My husband says, let’s find another doctor’s office. I’m very reluctant to do that. Why the different opinions?

I have been seeing this doctor since 2005. He saved my life when I had a dangerous rare illness. Most of the times I’ve seen him, he has fixed what was wrong with me.

My husband has been seeing this doctor since 2009. He also had an unusual illness, but he isn’t convinced it was diagnosed accurately or treated effectively. Most of the times he has visited this office, he has not been satisfied with the results.

Reinforcement happens when the results of your actions are so good that you want to repeat whatever created those results. You shop at a store for the first time, find something wonderful at a bargain price; you were reinforced for shopping at that store. You want to go there again.

But what if the next time you shop there, you can’t find anything you like? Will you go back a third time? It’s a toss-up.

You had a very small reinforcement history with that store – just one good experience. What if this store was one where you have shopped dozens of times, with dozens of good experiences, and then you have one bad experience? Will you go back? Probably so, because you have built up a strong reinforcement history with that store. Most of your experiences there have been good, so you are willing to cut them some slack for one bad experience.

I have a strong reinforcement history with my doctor’s office. I have been going there for eight years, with most of my experiences being positive – and one of them was extremely positive. My husband has been going to that office for four years, and fewer than half of his experiences have been positive. I have built up a strong reinforcement history with my doctor’s office. He hasn’t.

So what does this have to do with our puppies?

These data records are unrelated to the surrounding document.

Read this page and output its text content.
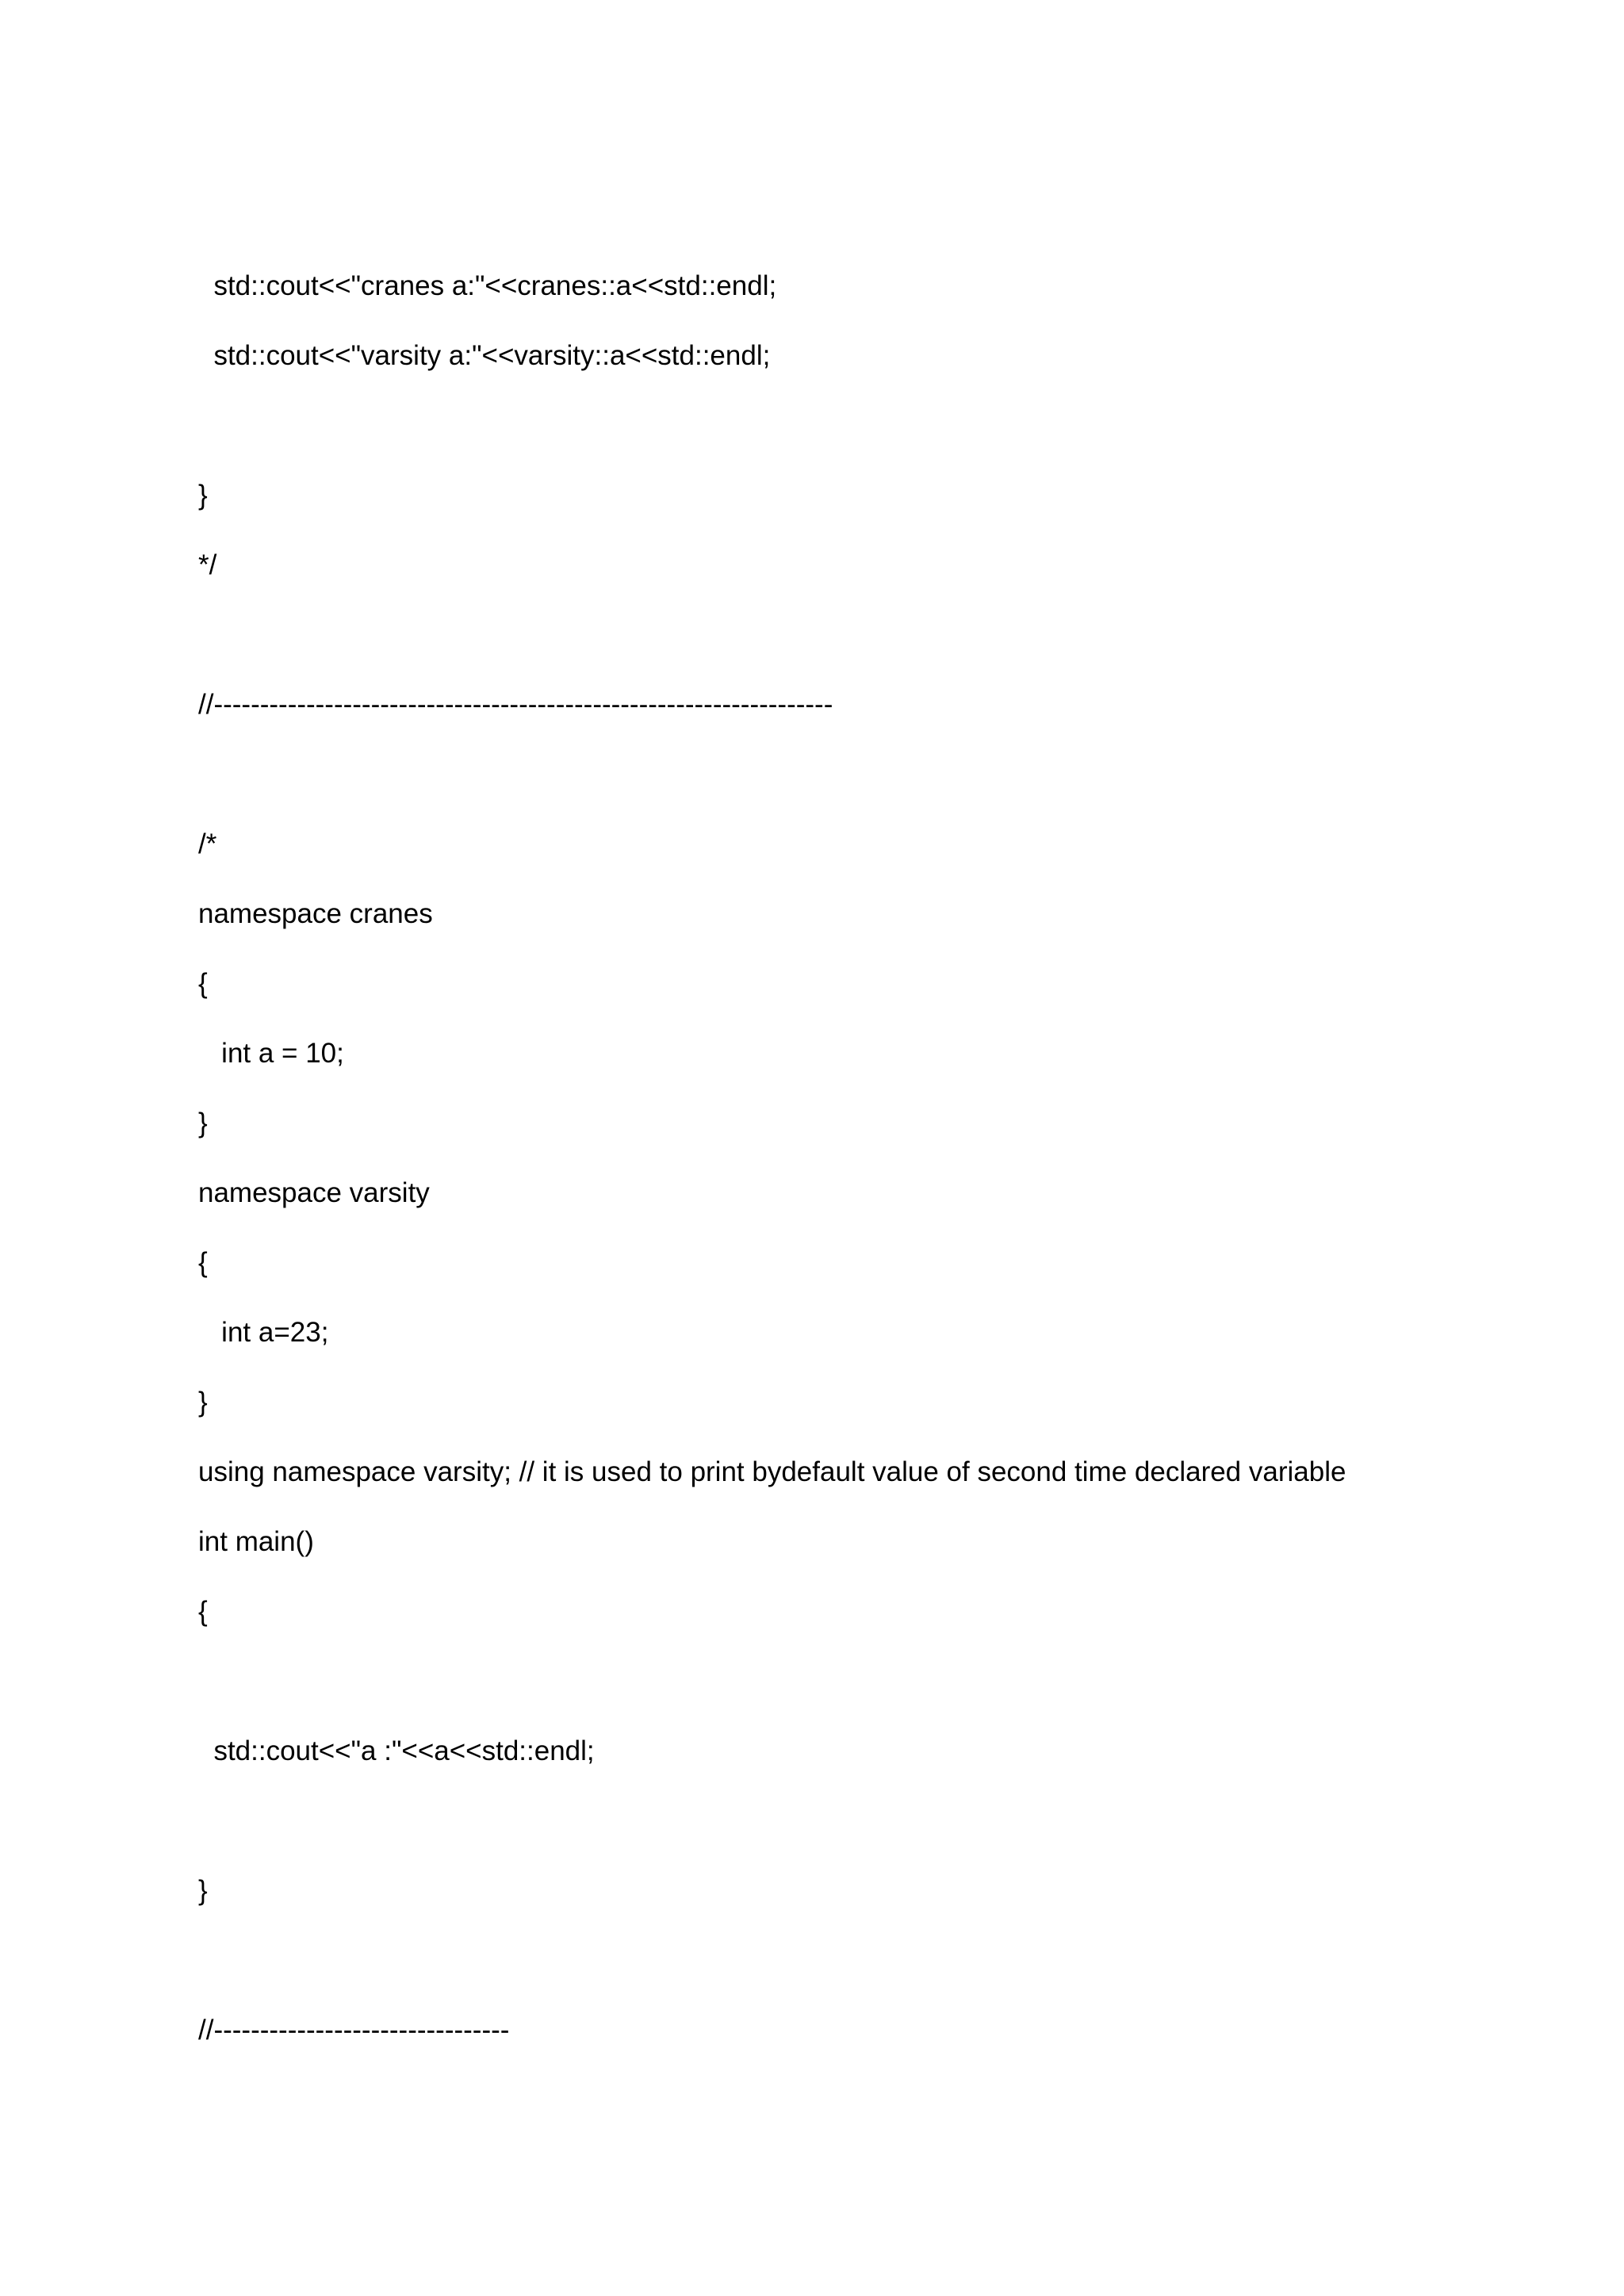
std::cout<<"cranes a:"<<cranes::a<<std::endl;
std::cout<<"varsity a:"<<varsity::a<<std::endl;
}
*/
//-------------------------------------------------------------------
/*
namespace cranes
{
int a = 10;
}
namespace varsity
{
int a=23;
}
using namespace varsity; // it is used to print bydefault value of second time declared variable
int main()
{
std::cout<<"a :"<<a<<std::endl;
}
//--------------------------------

We are building reinforcement histories with everyone and everything we interact with, all the time, and so are our dogs. I’ve never seen an eight-week-old puppy who was afraid to go to the vet’s office. That puppy has no reinforcement history with the vet’s office yet. If his visits are painless and involve play and treats, he might always look forward to visiting the vet. But if most, or all, of his visits to the vet involve more pain (shots, surgery) than pleasure (treats, play, painless visits), he will start to fear the vet’s office.

Think of it as putting money in the bank. Every good experience is a deposit; every bad one a withdrawal.

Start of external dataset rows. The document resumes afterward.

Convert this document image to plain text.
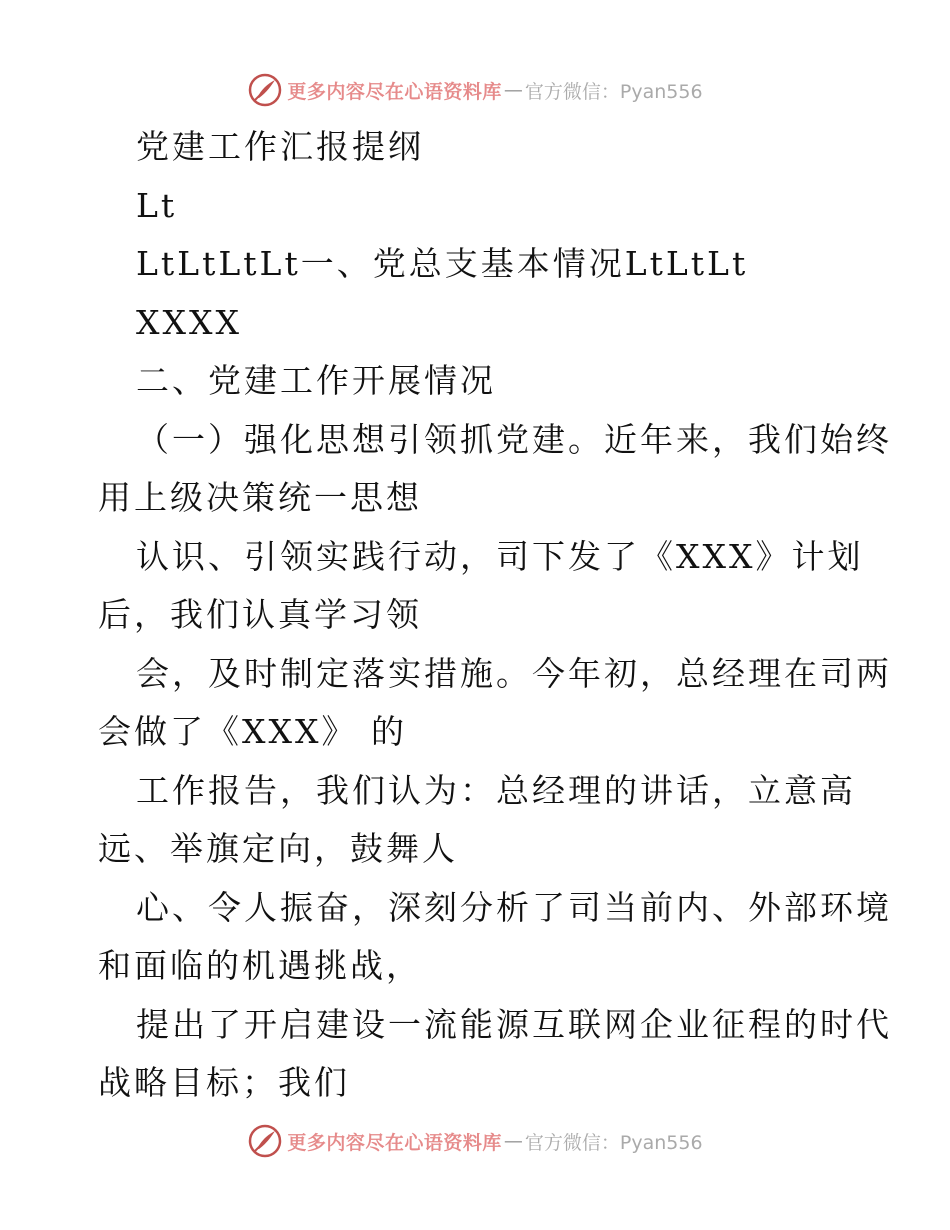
更多内容尽在心语资料库 — 官方微信：Pyan556
党建工作汇报提纲
Lt
LtLtLtLt一、党总支基本情况LtLtLt
XXXX
二、党建工作开展情况
（一）强化思想引领抓党建。近年来，我们始终
用上级决策统一思想
认识、引领实践行动，司下发了《XXX》计划
后，我们认真学习领
会，及时制定落实措施。今年初，总经理在司两
会做了《XXX》 的
工作报告，我们认为：总经理的讲话，立意高
远、举旗定向，鼓舞人
心、令人振奋，深刻分析了司当前内、外部环境
和面临的机遇挑战，
提出了开启建设一流能源互联网企业征程的时代
战略目标；我们
更多内容尽在心语资料库 — 官方微信：Pyan556
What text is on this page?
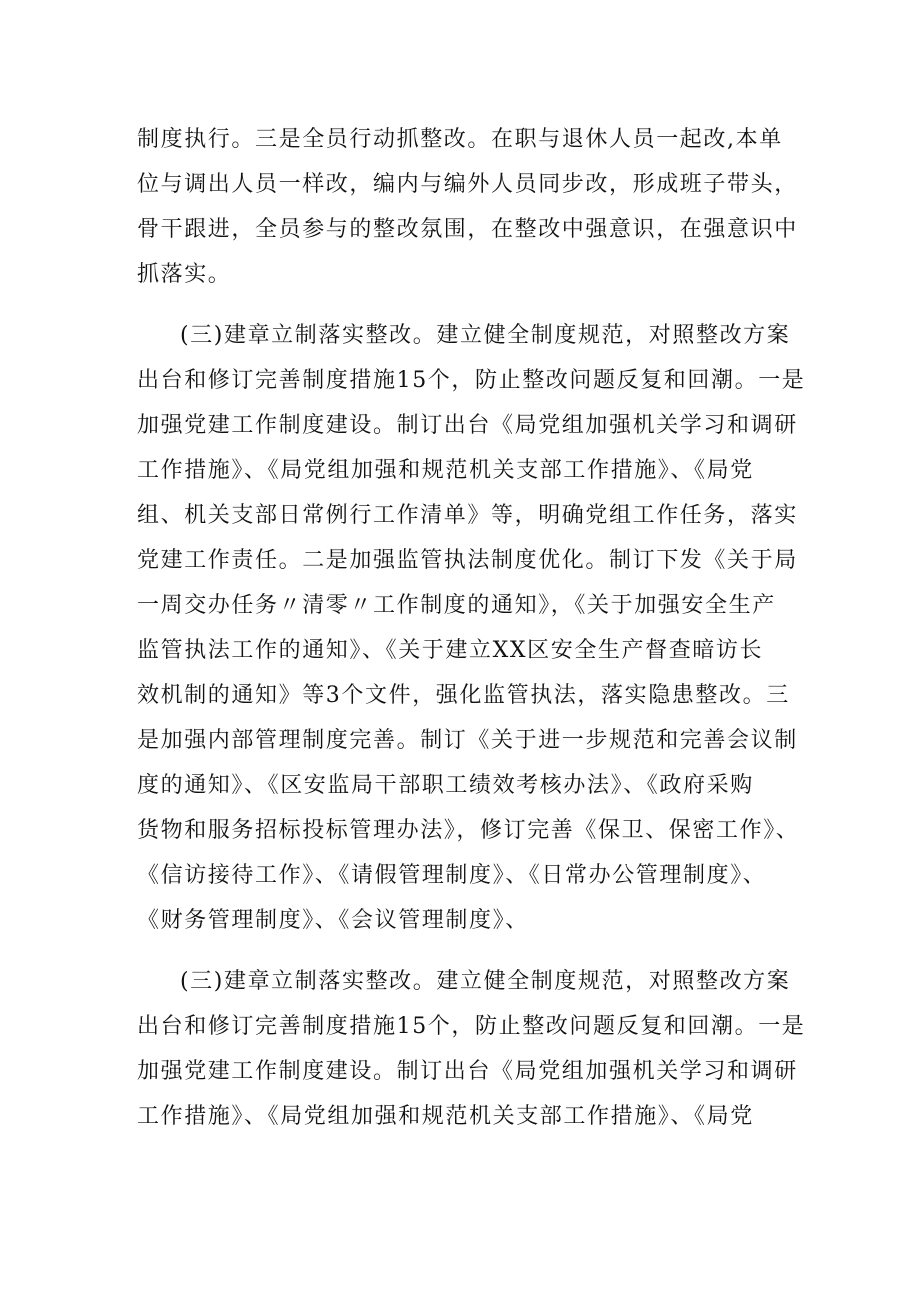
制度执行。三是全员行动抓整改。在职与退休人员一起改,本单
位与调出人员一样改，编内与编外人员同步改，形成班子带头，
骨干跟进，全员参与的整改氛围，在整改中强意识，在强意识中
抓落实。
(三)建章立制落实整改。建立健全制度规范，对照整改方案
出台和修订完善制度措施15个，防止整改问题反复和回潮。一是
加强党建工作制度建设。制订出台《局党组加强机关学习和调研
工作措施》、《局党组加强和规范机关支部工作措施》、《局党
组、机关支部日常例行工作清单》等，明确党组工作任务，落实
党建工作责任。二是加强监管执法制度优化。制订下发《关于局
一周交办任务〃清零〃工作制度的通知》，《关于加强安全生产
监管执法工作的通知》、《关于建立XX区安全生产督查暗访长
效机制的通知》等3个文件，强化监管执法，落实隐患整改。三
是加强内部管理制度完善。制订《关于进一步规范和完善会议制
度的通知》、《区安监局干部职工绩效考核办法》、《政府采购
货物和服务招标投标管理办法》，修订完善《保卫、保密工作》、
《信访接待工作》、《请假管理制度》、《日常办公管理制度》、
《财务管理制度》、《会议管理制度》、
(三)建章立制落实整改。建立健全制度规范，对照整改方案
出台和修订完善制度措施15个，防止整改问题反复和回潮。一是
加强党建工作制度建设。制订出台《局党组加强机关学习和调研
工作措施》、《局党组加强和规范机关支部工作措施》、《局党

It’s very important to remember that when we get a new puppy, that puppy has no reinforcement history with us at all yet. That is why young puppies have no real ‘bond’ with us and would merrily go off with any kind stranger. It takes time to build a reinforcement history. Your puppy needs months to learn that you are consistently the provider of good things in his life and only very rarely does anything negative come from you.

I’ll talk more about this in future posts. Meanwhile, start building that reinforcement history with your puppy!